Un giorno, mentre uscivo da uno spettacolo con la sua compagnia, una conoscente mi si avvicinò e mi disse: "Questa donna è meravigliosa perché non le succede nulla al corpo, eppure sul palco esplode diventando la donna più bella del mondo". Sebbene esagerasse un po' dicendo che non le succedeva nulla al corpo, la mia amica aveva ragione. Credo intendesse dire che altre ballerine, più snelle e fisicamente più appariscenti, avevano già vinto molto quando erano salite sul palco, mentre lei aveva dovuto guadagnarselo con talento, tecnica, forza e persino bellezza, nati dalla sua passione interiore.
Ebbene, questa grande Cristina Hoyos, solo mezza in pensione, Sabato 26 luglio, dopo la finale del concorso cante del 45° Festival di Cante Flamenco da Lo Ferro, Ci ha lasciato un pezzo inestimabile della sua arte dandosi un delizioso calcio nelle bulerías, improvvisato, mentre dietro di lui il Lo Ferro Ballet, per intero, ha tenuto il tempo e l'ha applaudita. L'auditorium all'aperto del festival era pieno di gioia, mentre il pubblico attendeva il verdetto della giuria. Quest'anno ha vinto e ottenuto il Melone dorato come la cantante più completa, la giovane donna di Cordova (Benamejí, Cordova, 2002) Carmen Carmona Lara, una cantante che, mentre lima alcuni piccole carenze indica una carriera più che promettente.
"Cristina Hoyos ci ha lasciato uno scorcio inestimabile della sua arte eseguendo un delizioso calcio di bulerías improvvisato, mentre dietro di lei l'intero Lo Ferro Ballet teneva il tempo e la incitava."

Un balletto a sé stante
È davvero incredibile che Lo Ferro abbia un proprio balletto che attinge principalmente dalle scuole di danza di Torre Pacheco, comune di cui fa parte Lo Ferro. Il balletto è diretto da María Dolores Ros con la direzione artistica del grande ballerino di flamenco Cinzia Cano, Una delle nostre più grandi ballerine attuali, che, pur essendo nata a Murcia, sviluppa la sua carriera in tutta la Spagna e in altri paesi. Il balletto presenta uno spettacolo ogni anno, che debutta il giorno della finale del concorso. cante del concorso Ferrero.

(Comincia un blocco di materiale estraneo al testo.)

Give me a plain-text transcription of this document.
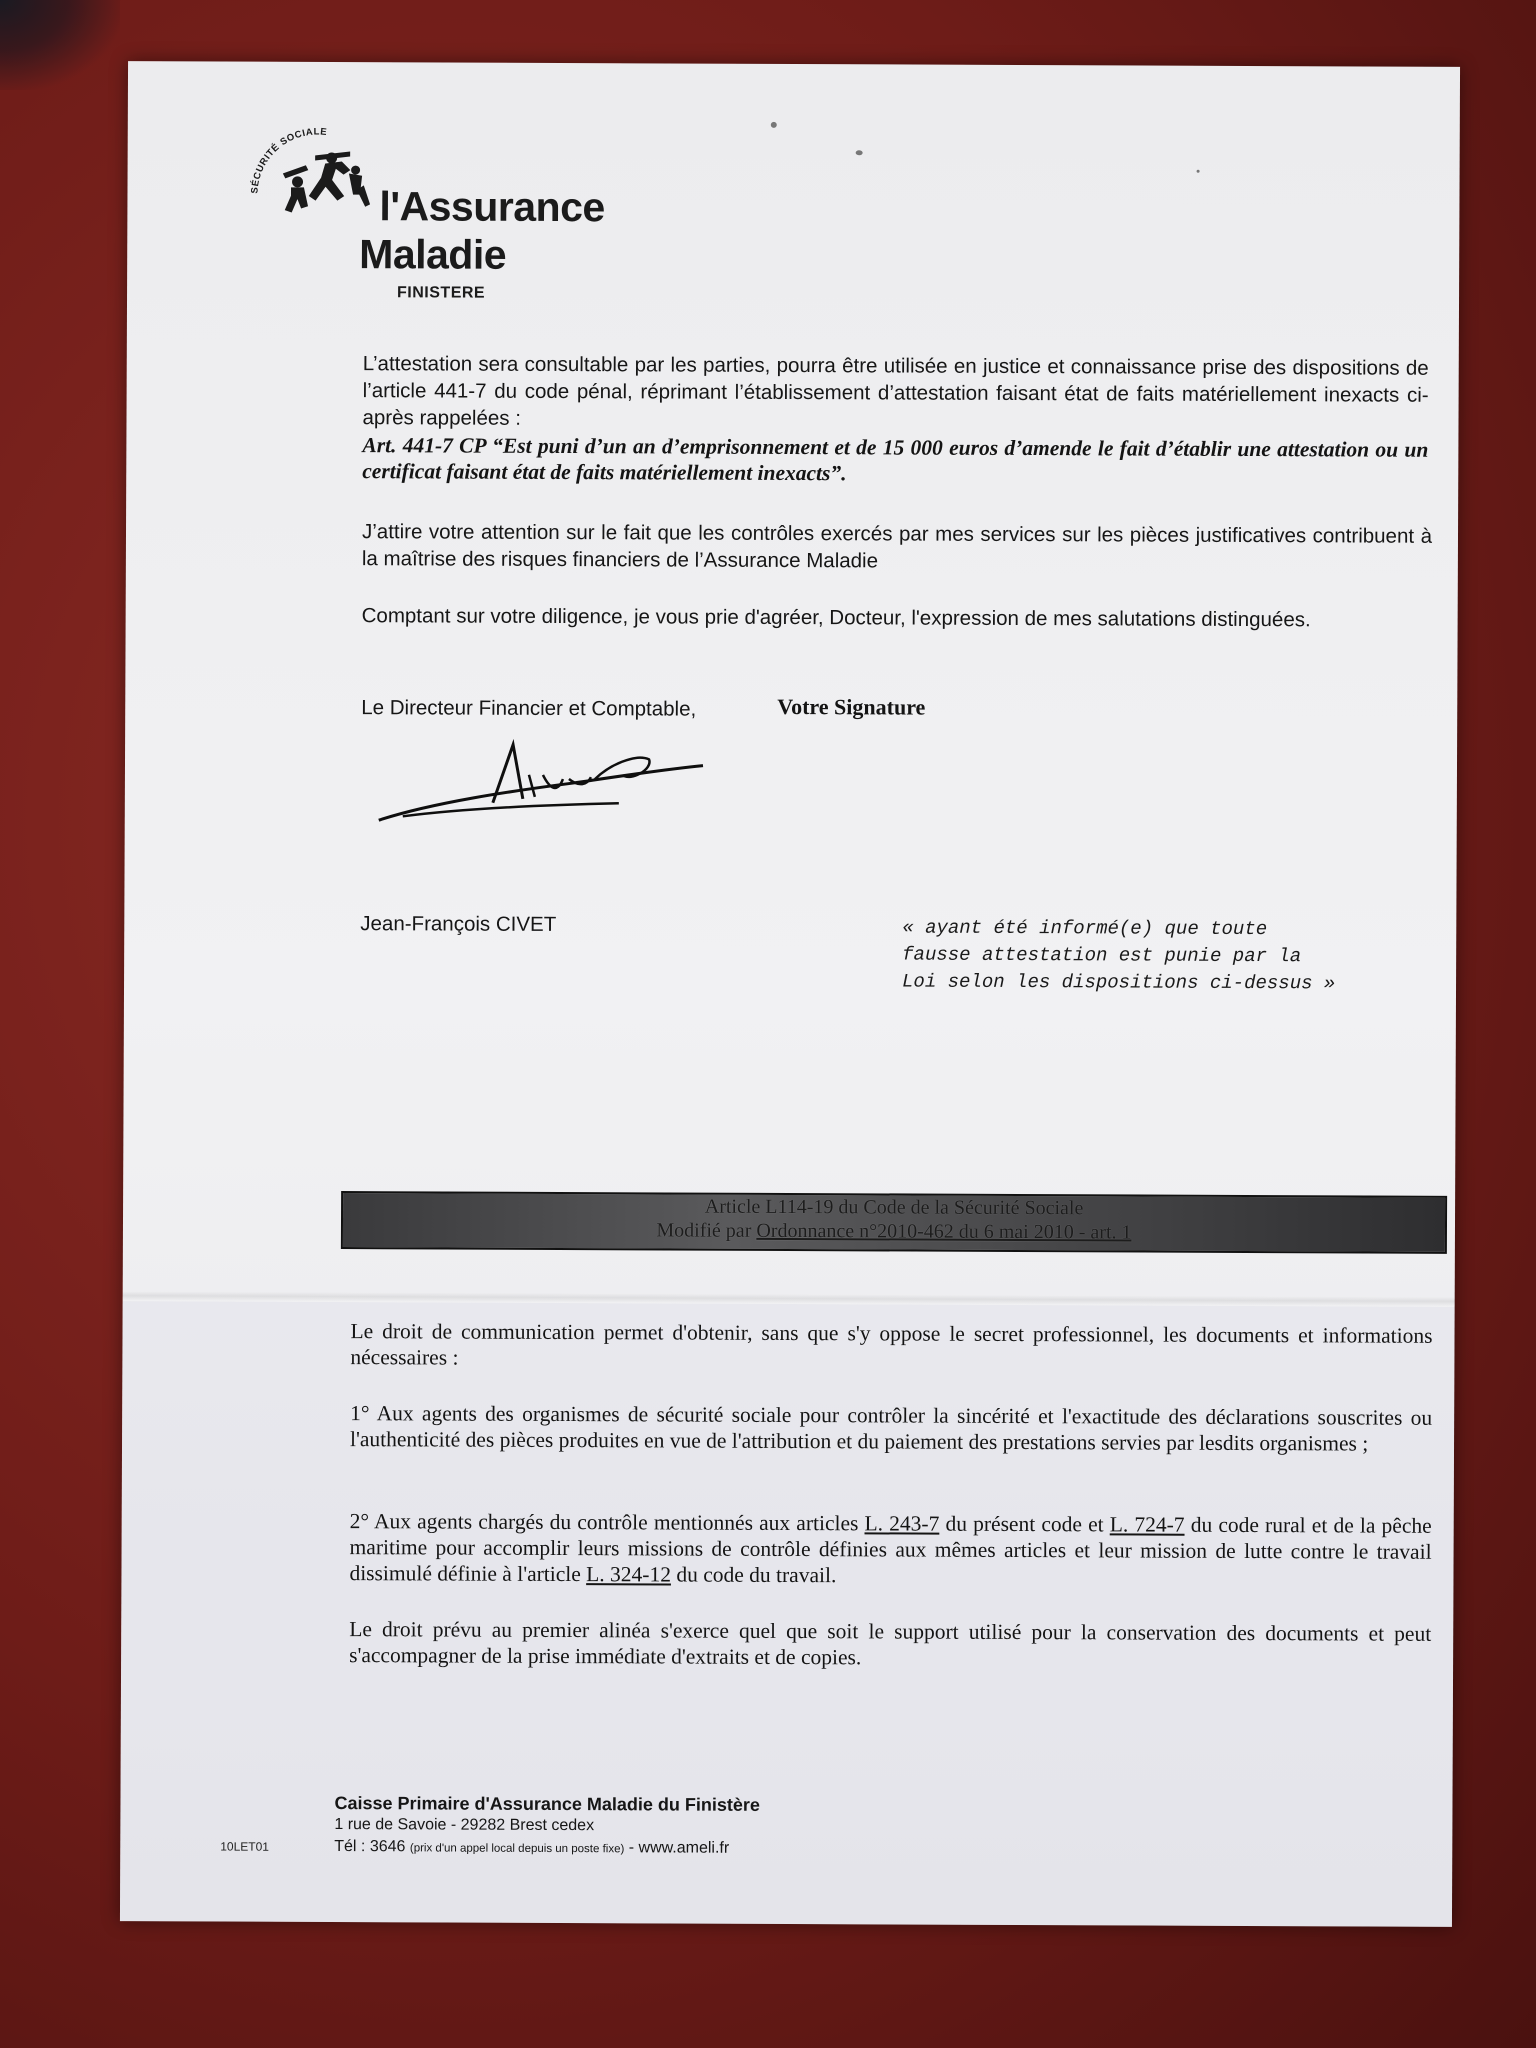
SÉCURITÉ SOCIALE
l'Assurance
Maladie
FINISTERE
L’attestation sera consultable par les parties, pourra être utilisée en justice et connaissance prise des dispositions de l’article 441-7 du code pénal, réprimant l’établissement d’attestation faisant état de faits matériellement inexacts ci-après rappelées :
Art. 441-7 CP “Est puni d’un an d’emprisonnement et de 15 000 euros d’amende le fait d’établir une attestation ou un certificat faisant état de faits matériellement inexacts”.
J’attire votre attention sur le fait que les contrôles exercés par mes services sur les pièces justificatives contribuent à la maîtrise des risques financiers de l’Assurance Maladie
Comptant sur votre diligence, je vous prie d'agréer, Docteur, l'expression de mes salutations distinguées.
Le Directeur Financier et Comptable,	Votre Signature
Jean-François CIVET	« ayant été informé(e) que toute
fausse attestation est punie par la
Loi selon les dispositions ci-dessus »
Article L114-19 du Code de la Sécurité Sociale
Modifié par Ordonnance n°2010-462 du 6 mai 2010 - art. 1
Le droit de communication permet d'obtenir, sans que s'y oppose le secret professionnel, les documents et informations nécessaires :
1° Aux agents des organismes de sécurité sociale pour contrôler la sincérité et l'exactitude des déclarations souscrites ou l'authenticité des pièces produites en vue de l'attribution et du paiement des prestations servies par lesdits organismes ;
2° Aux agents chargés du contrôle mentionnés aux articles L. 243-7 du présent code et L. 724-7 du code rural et de la pêche maritime pour accomplir leurs missions de contrôle définies aux mêmes articles et leur mission de lutte contre le travail dissimulé définie à l'article L. 324-12 du code du travail.
Le droit prévu au premier alinéa s'exerce quel que soit le support utilisé pour la conservation des documents et peut s'accompagner de la prise immédiate d'extraits et de copies.
Caisse Primaire d'Assurance Maladie du Finistère
1 rue de Savoie - 29282 Brest cedex
Tél : 3646 (prix d'un appel local depuis un poste fixe) - www.ameli.fr
10LET01
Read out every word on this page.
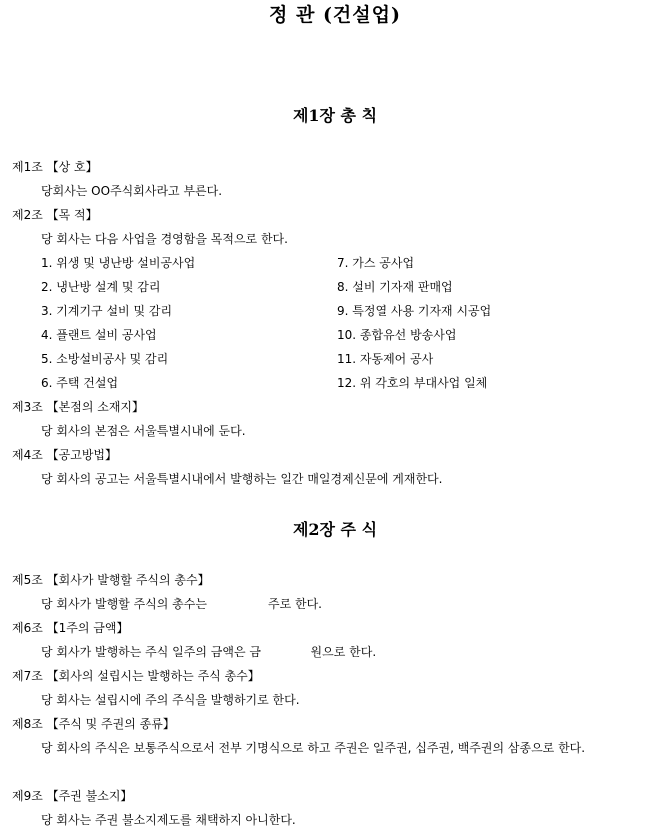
정 관 (건설업)
제1장 총 칙
제1조 【상 호】
당회사는 OO주식회사라고 부른다.
제2조 【목 적】
당 회사는 다음 사업을 경영함을 목적으로 한다.
1. 위생 및 냉난방 설비공사업	7. 가스 공사업
2. 냉난방 설계 및 감리	8. 설비 기자재 판매업
3. 기계기구 설비 및 감리	9. 특정열 사용 기자재 시공업
4. 플랜트 설비 공사업	10. 종합유선 방송사업
5. 소방설비공사 및 감리	11. 자동제어 공사
6. 주택 건설업	12. 위 각호의 부대사업 일체
제3조 【본점의 소재지】
당 회사의 본점은 서울특별시내에 둔다.
제4조 【공고방법】
당 회사의 공고는 서울특별시내에서 발행하는 일간 매일경제신문에 게재한다.
제2장 주 식
제5조 【회사가 발행할 주식의 총수】
당 회사가 발행할 주식의 총수는                주로 한다.
제6조 【1주의 금액】
당 회사가 발행하는 주식 일주의 금액은 금             원으로 한다.
제7조 【회사의 설립시는 발행하는 주식 총수】
당 회사는 설립시에 주의 주식을 발행하기로 한다.
제8조 【주식 및 주권의 종류】
당 회사의 주식은 보통주식으로서 전부 기명식으로 하고 주권은 일주권, 십주권, 백주권의 삼종으로 한다.
제9조 【주권 불소지】
당 회사는 주권 불소지제도를 채택하지 아니한다.
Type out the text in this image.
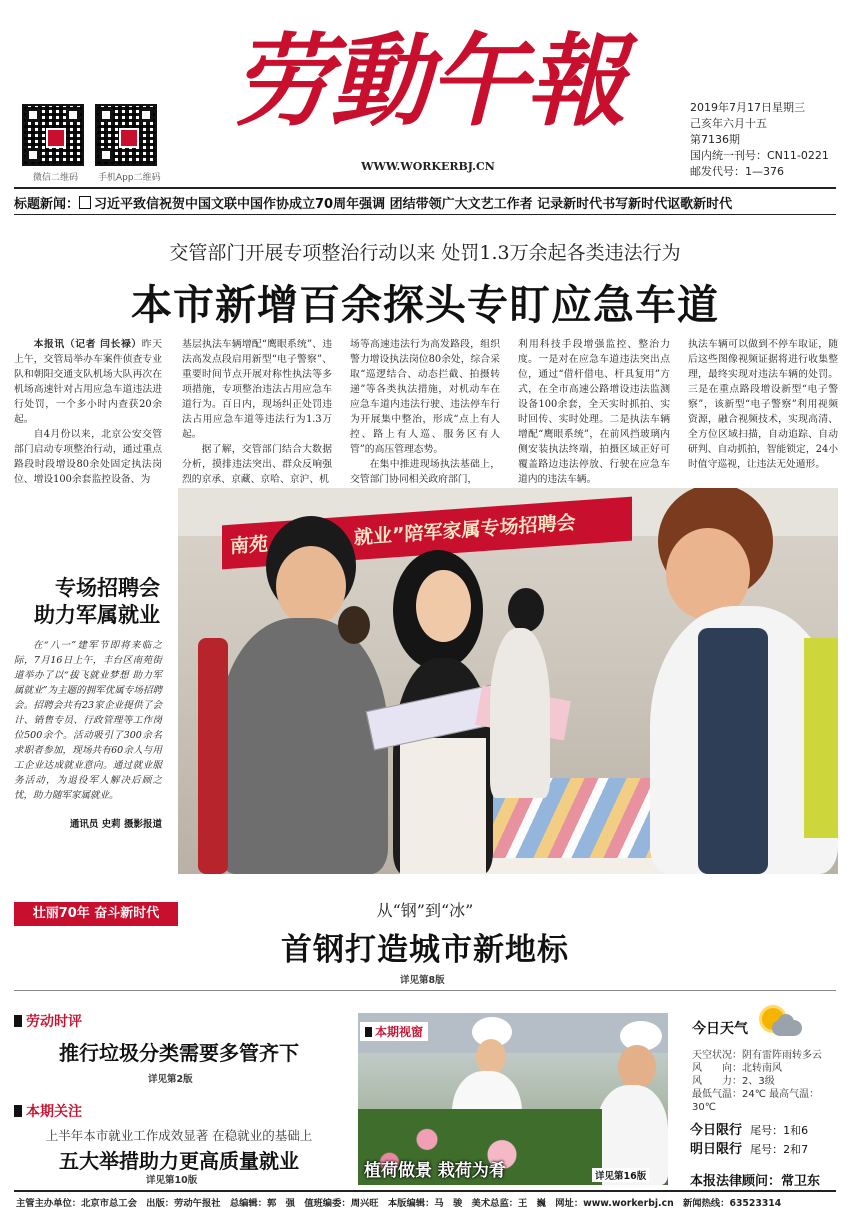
微信二维码 手机App二维码
劳動午報
WWW.WORKERBJ.CN
2019年7月17日星期三
己亥年六月十五
第7136期
国内统一刊号：CN11-0221
邮发代号：1—376
标题新闻： 习近平致信祝贺中国文联中国作协成立70周年强调 团结带领广大文艺工作者 记录新时代书写新时代讴歌新时代
交管部门开展专项整治行动以来 处罚1.3万余起各类违法行为
本市新增百余探头专盯应急车道

本报讯（记者 闫长禄）昨天上午，交管局举办车案件侦查专业队和朝阳交通支队机场大队再次在机场高速针对占用应急车道违法进行处罚，一个多小时内查获20余起。

自4月份以来，北京公安交管部门启动专项整治行动，通过重点路段时段增设80余处固定执法岗位、增设100余套监控设备、为

基层执法车辆增配“鹰眼系统”、违法高发点段启用新型“电子警察”、重要时间节点开展对称性执法等多项措施，专项整治违法占用应急车道行为。百日内，现场纠正处罚违法占用应急车道等违法行为1.3万起。

据了解，交管部门结合大数据分析，摸排违法突出、群众反响强烈的京承、京藏、京哈、京沪、机

场等高速违法行为高发路段，组织警力增设执法岗位80余处，综合采取“巡逻结合、动态拦截、拍摄转递”等各类执法措施，对机动车在应急车道内违法行驶、违法停车行为开展集中整治，形成“点上有人控、路上有人巡、服务区有人管”的高压管理态势。

在集中推进现场执法基础上，交管部门协同相关政府部门，

利用科技手段增强监控、整治力度。一是对在应急车道违法突出点位，通过“借杆借电、杆具复用”方式，在全市高速公路增设违法监测设备100余套，全天实时抓拍、实时回传、实时处理。二是执法车辆增配“鹰眼系统”，在前风挡玻璃内侧安装执法终端，拍摄区域正好可覆盖路边违法停放、行驶在应急车道内的违法车辆。

执法车辆可以做到不停车取证，随后这些图像视频证据将进行收集整理，最终实现对违法车辆的处罚。三是在重点路段增设新型“电子警察”，该新型“电子警察”利用视频资源，融合视频技术，实现高清、全方位区域扫描，自动追踪、自动研判、自动抓拍，智能锁定，24小时值守巡视，让违法无处遁形。

专场招聘会
助力军属就业
在“八一”建军节即将来临之际，7月16日上午，丰台区南苑街道举办了以“拔飞就业梦想 助力军属就业”为主题的拥军优属专场招聘会。招聘会共有23家企业提供了会计、销售专员、行政管理等工作岗位500余个。活动吸引了300余名求职者参加，现场共有60余人与用工企业达成就业意向。通过就业服务活动，为退役军人解决后顾之忧，助力随军家属就业。
通讯员 史莉 摄影报道
南苑	就业”陪军家属专场招聘会
壮丽70年 奋斗新时代	从“钢”到“冰”
首钢打造城市新地标
详见第8版
劳动时评
推行垃圾分类需要多管齐下
详见第2版
本期关注
上半年本市就业工作成效显著 在稳就业的基础上
五大举措助力更高质量就业
详见第10版
本期视窗
植荷做景 栽荷为肴	详见第16版
今日天气
天空状况：阴有雷阵雨转多云
风　　向：北转南风
风　　力：2、3级
最低气温：24℃ 最高气温：30℃
今日限行 尾号：1和6
明日限行 尾号：2和7
本报法律顾问：常卫东
主管主办单位：北京市总工会　出版：劳动午报社　总编辑：郭　强　值班编委：周兴旺　本版编辑：马　骏　美术总监：王　巍　网址：www.workerbj.cn　新闻热线：63523314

In genere, almeno negli ultimi anni, ogni première si concentra sull'evocazione di una figura culturale. Pertanto, è stata evocata fin da Picasso e le loro donne (in questo caso con coreografie di Javier Latorre) per Lola Flores, via García Lorca. In questo caso la figura è stata onorata del grande Immagine segnaposto Cristina Hoyos attraverso l'evocazione di alcune delle opere più notevoli del ballerino e coreografo sivigliano, come quelle realizzate con Antonio Gades, in particolare la trilogia adattata al cinema da Carlos Saura.
Lo spettacolo di quest'anno è intitolato Cristina Hoyos e la sua stella. Cristina stessa ha affermato di non considerarsi una star, ma di essere nata con una stella. Sotto la direzione di María Dolores Ros e Cynthia Cano, con le coreografie di entrambe e il coordinamento musicale del chitarrista. Faustino Fernández, L'opera si sviluppa in modo coordinato e bello, con momenti splendidi, dopo un'introduzione verbale dell'attrice Paz Martínez, che offre una prospettiva biografica sulla vita intensa e feconda del grande ballerino. Un lavoro eccellente dei due direttori del balletto.
Si è conclusa così una nuova edizione di un festival che senza dubbio cresce di anno in anno.